An Event would be generated a node or the Trustgrid cloud based on a change in status. (e.g. a node disconnects)
If the Event matched the conditions of a configured Filter then an Alert would be generated and sent to the configured notification integrations (e.g. email, PagerDuty, OpsGenie, Slack or Teams)
The new system introduces a few new terms. It operates like this:
An Event would be generated based on a change in status. This is the same as before.
The Event will now generate an Alert.
The Alert is compared to the conditions defined within an Alarm.
Matching Alarms will send the details to any selected Channel.
The Channel will then push the information through the configured notification integrations. (e.g. email, PagerDuty, OpsGenie, Slack or Teams)
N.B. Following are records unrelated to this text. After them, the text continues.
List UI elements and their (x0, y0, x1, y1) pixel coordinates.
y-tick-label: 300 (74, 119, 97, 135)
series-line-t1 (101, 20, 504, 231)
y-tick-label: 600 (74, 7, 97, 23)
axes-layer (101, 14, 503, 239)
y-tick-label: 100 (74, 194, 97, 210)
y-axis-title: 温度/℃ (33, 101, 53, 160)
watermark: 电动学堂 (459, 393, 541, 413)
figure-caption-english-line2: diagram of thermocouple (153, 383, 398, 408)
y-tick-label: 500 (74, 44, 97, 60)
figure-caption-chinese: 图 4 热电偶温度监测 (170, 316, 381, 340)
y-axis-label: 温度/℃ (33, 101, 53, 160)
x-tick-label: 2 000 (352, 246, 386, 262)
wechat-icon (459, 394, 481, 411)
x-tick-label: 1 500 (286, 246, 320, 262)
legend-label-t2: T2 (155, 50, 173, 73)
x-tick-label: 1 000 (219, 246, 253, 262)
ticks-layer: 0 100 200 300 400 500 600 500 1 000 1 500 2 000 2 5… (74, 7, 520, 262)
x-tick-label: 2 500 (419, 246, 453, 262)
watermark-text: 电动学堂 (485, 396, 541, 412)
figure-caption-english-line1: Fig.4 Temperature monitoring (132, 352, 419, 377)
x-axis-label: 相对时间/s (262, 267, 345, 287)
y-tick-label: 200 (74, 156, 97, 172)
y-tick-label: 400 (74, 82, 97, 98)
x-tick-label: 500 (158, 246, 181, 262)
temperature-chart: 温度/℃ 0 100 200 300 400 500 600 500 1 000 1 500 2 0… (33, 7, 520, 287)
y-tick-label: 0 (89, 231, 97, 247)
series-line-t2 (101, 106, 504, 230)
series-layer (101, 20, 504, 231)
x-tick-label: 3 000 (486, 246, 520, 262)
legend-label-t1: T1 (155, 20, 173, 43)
As part of the release deployment, Trustgrid will convert all existing Filters to Alarms and Channels automatically. No action is required to maintain the current behavior.
The new system introduces the idea of alerts being resolved. While an alert is in the unresolved state any repeat of that event will not generate a new alert. This should reduce the noise of repetitive alerts.
There are three ways to resolve alerts:
Manually in the portal.
This can be done for all Alerts across the organization via the Alarms > Events page.
Or, to resolve alerts for a specific node you can click the Info panel at the top right.
Alerts will resolve themselves after 24 hours
Alerts may resolve if a corresponding event indicates the status has changed. An example would be the node connectivity events.
When a node disconnects it would generate an alarm. If you have a system such as PagerDuty configured this would create an incident within that system.
When the node reconnects the alarm would be resolved within the Trustgrid system. In the PagerDuty system the incident would automatically be resolved.
The Alarm configuration is very similar to the previous Filter configuration but has been enhanced to allow for greater flexibility.
You can now select multiple Nodes, Event Types or Tag matches. Previously you’d have to create a filter for each.
You can choose if the All, Any or None of the criteria should match to trigger the alarm. Previously all criteria had to be true for a match to occur.
The notification integration has been moved to channels
Also, the “Extra Info to send with alert” section has been renamed Description but the contents are still included in the Alert details sent to any integration.
In the old system, you had to define the notification integrations information (email addresses, API keys, and Webhooks) for each filter you defined. If one of these changed you had to update each filter manually.
Channels separate the integration information from the Alarm configuration. Within a channel, you define one or more notification integrations. Then from the Alarm, you can select one or more channels.
Testing Alarms & Channels
After you’ve configured your Alarms and Channels you can test them to confirm they behave as expected.
Navigate to Alarms > Events
Find an Event that matches your Alarm filter (or that you think it did)
Click the Test button to the right of the event
A brand new feature is the ability to configure suppression windows that will stop any Alarms from triggering. This should enable performing maintenance without generating extraneous notifications to your integrated systems.
Finally, we’ve added the ability to test the WAN connection of a node. This will test the bandwidth between the Node and the Trustgrid control plane.
To run the tool:
Navigate to the desired Node’s page
Select the Network > Interfaces
Under “Interface Tools” click the Speed Test button
Click the GO button to start the test. It will test both upload and download speeds.
After it completes it will display the average results.